We took an opportunity to interview our CEO, Chandra on some of the challenges faced by Information Security industry in general and the philosophy behind SanerNow and what inspired SecPod Engineers to create SanerNow.
Here is an excerpt from that interview which was also the theme for our recently concluded webinar,
What is the biggest contributor to continued cyber-attacks?
The biggest contributor for continued attacks is not having cyber hygiene process in place.
If you look at cyber security industry in the last 5-8 years, it has undergone significant changes in terms of how attacks are performed and how we are perceiving them. There is lot more fear which is justifiable and lot more care too. More attacks are getting reported, targeted attacks are increasing. The IT infrastructure has significantly changed with cloud, containers, mobile devices and traditional IT devices.
Another important trend to notice is, new products are being launched, new layers of security are being introduced. This is good as well as disturbing. Good, because innovations are taking place. Disturbing, because it is not making any difference to the security outcome.
People are afraid to bring in new technology, as it is a big hassle to try anything new. Most of them add to the complexity and do not yield promised result.
Going back on my earlier point, the real miss is not having proper hygiene measures in place, which I believe will significantly improve security posture.
Regarding managing and securing endpoints, what makes it complex?
"We have many products, but very little security." This is a typical complaint when securing and managing an IT environment. Organizations invest in many products but, environments are still subject to attacks and exploitation.
With each release, the footprint of products expands. This leads to a bloated feature set, which increases complexity and training requirements. Then there is the burden of procurement, installation and training. Multiple agents, network and system resource usage, dis-connected view of enterprise endpoint security posture are additional parameters.
This increases complexity along with cost for managing endpoints.
What is the inspiration or a starting point for SanerNow?
Starting point was how risk assessment and mitigation is being performed today and the tool’s and practices’ ineffectiveness in addressing the need. Risk assessment is being done on a periodic basis, an audit driven approach.
There are many problems one would face doing these assessments,
- Scan duration
- Network bandwidth and system resource usage
- Lengthy reports
- Large number of vulnerabilities are being discovered daily
- Time to fix is 3-4 months
The thought was, having one product that can identify vulnerabilities and mitigate them too. And can that process be automated to a daily routine instead of an audit-driven monthly or quarterly assessment.
So, that is the starting point.
How did it lead to SanerNow which is now a platform of tools?

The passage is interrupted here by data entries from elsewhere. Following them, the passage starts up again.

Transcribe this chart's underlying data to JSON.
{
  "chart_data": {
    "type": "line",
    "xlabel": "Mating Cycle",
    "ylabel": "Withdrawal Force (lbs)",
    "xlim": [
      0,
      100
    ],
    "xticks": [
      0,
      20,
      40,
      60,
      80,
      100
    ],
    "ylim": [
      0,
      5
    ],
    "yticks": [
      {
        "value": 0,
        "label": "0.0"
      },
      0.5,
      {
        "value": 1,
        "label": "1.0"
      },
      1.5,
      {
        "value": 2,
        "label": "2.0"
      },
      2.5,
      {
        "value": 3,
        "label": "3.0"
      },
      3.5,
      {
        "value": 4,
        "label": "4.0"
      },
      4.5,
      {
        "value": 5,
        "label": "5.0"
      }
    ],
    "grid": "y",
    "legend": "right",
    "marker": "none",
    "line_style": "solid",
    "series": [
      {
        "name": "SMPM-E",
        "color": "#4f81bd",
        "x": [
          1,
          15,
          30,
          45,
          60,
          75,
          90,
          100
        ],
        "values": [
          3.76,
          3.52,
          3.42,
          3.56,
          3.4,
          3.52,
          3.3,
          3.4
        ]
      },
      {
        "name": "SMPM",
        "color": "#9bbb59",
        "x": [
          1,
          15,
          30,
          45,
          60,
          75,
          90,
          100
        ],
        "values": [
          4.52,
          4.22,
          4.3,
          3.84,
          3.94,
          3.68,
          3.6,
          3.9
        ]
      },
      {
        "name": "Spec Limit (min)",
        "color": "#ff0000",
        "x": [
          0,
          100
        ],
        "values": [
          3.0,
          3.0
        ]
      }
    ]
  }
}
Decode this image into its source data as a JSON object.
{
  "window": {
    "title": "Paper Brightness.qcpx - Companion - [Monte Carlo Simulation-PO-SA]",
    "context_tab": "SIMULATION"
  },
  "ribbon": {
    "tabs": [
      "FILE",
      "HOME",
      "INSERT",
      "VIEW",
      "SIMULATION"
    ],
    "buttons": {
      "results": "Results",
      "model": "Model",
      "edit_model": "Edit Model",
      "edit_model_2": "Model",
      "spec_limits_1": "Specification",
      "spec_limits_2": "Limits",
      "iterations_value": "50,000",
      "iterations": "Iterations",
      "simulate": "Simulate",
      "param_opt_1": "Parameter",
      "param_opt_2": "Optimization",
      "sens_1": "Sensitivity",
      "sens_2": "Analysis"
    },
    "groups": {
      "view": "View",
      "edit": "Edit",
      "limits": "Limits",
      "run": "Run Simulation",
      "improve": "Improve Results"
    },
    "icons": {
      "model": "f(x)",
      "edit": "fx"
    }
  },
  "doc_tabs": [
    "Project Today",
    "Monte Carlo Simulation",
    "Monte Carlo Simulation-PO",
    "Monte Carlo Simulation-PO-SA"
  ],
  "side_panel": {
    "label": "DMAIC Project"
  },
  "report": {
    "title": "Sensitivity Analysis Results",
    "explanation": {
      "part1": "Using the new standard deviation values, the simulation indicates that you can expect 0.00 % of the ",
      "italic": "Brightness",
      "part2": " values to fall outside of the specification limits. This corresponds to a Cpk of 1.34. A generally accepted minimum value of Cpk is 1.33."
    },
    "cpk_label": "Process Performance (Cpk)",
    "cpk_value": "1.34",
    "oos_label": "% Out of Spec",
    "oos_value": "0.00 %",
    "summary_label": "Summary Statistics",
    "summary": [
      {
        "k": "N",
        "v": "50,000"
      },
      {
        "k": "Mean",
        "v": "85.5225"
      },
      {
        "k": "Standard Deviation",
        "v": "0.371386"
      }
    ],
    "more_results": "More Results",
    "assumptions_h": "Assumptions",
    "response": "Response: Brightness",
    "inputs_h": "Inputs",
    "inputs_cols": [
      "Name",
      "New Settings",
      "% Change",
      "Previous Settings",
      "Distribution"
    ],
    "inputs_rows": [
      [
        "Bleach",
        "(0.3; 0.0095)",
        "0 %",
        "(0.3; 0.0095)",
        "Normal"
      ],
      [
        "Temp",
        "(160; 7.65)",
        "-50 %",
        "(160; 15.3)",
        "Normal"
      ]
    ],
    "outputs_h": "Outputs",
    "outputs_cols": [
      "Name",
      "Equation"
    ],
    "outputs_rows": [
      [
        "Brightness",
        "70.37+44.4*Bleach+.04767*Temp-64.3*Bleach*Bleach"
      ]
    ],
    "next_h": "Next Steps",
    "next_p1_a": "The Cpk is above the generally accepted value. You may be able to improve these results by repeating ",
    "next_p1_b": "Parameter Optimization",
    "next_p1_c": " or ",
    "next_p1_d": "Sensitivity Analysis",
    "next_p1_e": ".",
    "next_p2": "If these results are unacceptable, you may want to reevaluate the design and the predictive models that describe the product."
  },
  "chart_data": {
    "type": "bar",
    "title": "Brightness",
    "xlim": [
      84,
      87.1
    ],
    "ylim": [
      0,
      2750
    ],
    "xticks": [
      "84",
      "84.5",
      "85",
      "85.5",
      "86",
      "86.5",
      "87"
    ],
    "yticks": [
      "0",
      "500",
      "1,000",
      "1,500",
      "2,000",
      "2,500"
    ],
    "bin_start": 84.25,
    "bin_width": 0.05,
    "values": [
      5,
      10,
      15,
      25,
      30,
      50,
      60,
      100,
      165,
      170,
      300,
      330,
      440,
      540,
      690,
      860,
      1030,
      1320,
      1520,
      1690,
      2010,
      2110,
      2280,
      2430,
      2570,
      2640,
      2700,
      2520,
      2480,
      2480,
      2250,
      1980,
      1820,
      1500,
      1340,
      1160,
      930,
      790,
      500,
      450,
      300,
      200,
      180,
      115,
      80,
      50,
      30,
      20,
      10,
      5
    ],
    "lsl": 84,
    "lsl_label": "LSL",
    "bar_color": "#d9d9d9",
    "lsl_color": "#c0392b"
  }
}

Once we had that built in, we saw similar problem to achieve compliance to regulatory or technical standards. Assessment and mitigation cycle and how do we achieve continuous compliance?
Then we added asset management and endpoint management capabilities as well with similar belief.
If you look at all these in entirety, for a cyber hygiene practice, we need visibility to IT assets, risk assessment capabilities and risk mitigation capabilities. And lot of these activities need to be automated.
We first built a basic platform with ability to talk to systems and make changes to systems. With that being the platform, we keep adding tools to serve different business needs. Thus, was born SanerNow, a platform of tools for managing and securing endpoints.
What is the overall objective or goal of SanerNow?
The objectives are,
1. Platformification; adding tools to manage and secure devices from cyber hygiene point of view to,
a. Reduce complexity
b. Save IT management cost
2. All the tools will be built with remediation or action in mind. We’ll not leave our users with just reports.
The overall goal, however, is to put our users into a cyber hygiene habit. It is a habit for building better cyber security posture.